Abstract:New data sources, and artificial intelligence (AI) methods to extract information from them are becoming plentiful, and relevant to decision making in many societal applications. An important example is street view imagery, available in over 100 countries, and considered for applications such as assessing built environment aspects in relation to community health outcomes. Relevant to such uses, important examples of bias in the use of AI are evident when decision-making based on data fails to account for the robustness of the data, or predictions are based on spurious correlations. To study this risk, we utilize 2.02 million GSV images along with health, demographic, and socioeconomic data from New York City. Initially, we demonstrate that built environment characteristics inferred from GSV labels at the intra-city level may exhibit inadequate alignment with the ground truth.
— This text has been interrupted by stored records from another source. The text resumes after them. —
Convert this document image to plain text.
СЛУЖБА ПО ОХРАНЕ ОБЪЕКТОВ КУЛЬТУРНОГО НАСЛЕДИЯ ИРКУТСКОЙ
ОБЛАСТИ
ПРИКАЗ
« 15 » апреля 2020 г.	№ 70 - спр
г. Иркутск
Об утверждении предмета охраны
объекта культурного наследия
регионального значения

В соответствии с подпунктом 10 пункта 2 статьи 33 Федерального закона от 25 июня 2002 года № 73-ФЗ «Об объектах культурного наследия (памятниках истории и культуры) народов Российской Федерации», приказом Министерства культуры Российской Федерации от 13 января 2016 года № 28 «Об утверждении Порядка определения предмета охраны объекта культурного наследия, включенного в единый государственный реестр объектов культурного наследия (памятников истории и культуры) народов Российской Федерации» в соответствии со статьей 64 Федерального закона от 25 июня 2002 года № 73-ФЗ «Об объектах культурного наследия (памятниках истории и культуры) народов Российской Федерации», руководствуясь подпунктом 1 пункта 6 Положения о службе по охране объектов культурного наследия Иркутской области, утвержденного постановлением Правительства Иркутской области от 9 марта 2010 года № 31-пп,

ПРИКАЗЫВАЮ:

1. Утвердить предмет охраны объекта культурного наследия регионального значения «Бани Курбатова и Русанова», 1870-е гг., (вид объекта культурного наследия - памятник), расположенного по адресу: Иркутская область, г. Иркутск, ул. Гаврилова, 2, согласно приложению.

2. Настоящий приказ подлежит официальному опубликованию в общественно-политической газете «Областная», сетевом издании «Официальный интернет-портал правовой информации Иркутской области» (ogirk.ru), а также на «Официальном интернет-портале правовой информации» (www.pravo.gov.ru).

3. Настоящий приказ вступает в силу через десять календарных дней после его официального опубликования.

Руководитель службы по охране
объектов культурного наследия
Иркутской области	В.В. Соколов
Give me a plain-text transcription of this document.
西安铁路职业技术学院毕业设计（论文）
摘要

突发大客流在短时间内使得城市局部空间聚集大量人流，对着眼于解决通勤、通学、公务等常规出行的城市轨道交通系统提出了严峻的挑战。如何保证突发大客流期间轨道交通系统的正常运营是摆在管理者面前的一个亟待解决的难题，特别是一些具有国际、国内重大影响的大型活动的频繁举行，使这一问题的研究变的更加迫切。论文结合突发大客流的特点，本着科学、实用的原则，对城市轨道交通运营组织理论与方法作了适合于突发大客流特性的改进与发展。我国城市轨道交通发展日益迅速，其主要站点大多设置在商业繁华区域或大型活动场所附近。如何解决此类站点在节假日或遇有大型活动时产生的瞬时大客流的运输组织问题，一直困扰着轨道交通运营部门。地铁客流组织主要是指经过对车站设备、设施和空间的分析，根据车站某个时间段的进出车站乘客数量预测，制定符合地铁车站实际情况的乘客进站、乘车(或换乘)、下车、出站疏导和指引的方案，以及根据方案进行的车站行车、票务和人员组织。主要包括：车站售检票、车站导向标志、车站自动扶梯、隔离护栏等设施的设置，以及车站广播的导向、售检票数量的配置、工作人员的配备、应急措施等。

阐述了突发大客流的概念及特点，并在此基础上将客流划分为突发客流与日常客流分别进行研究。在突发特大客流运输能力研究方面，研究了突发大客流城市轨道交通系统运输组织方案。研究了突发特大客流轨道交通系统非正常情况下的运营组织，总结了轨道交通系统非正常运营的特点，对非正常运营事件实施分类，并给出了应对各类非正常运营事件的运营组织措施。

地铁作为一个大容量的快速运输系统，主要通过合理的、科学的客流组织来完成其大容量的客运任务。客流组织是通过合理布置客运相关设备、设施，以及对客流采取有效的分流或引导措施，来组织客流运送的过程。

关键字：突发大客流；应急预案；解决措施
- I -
We also find that the average individual-level behavior of physical inactivity significantly mediates the impact of built environment features by census tract, as measured through GSV. Finally, using a causal framework which accounts for these mediators of environmental impacts on health, we find that altering 10% of samples in the two lowest tertiles would result in a 4.17 (95% CI 3.84 to 4.55) or 17.2 (95% CI 14.4 to 21.3) times bigger decrease on the prevalence of obesity or diabetes, than the same proportional intervention on the number of crosswalks by census tract. This work illustrates important issues of robustness and model specification for informing effective allocation of interventions using new data sources.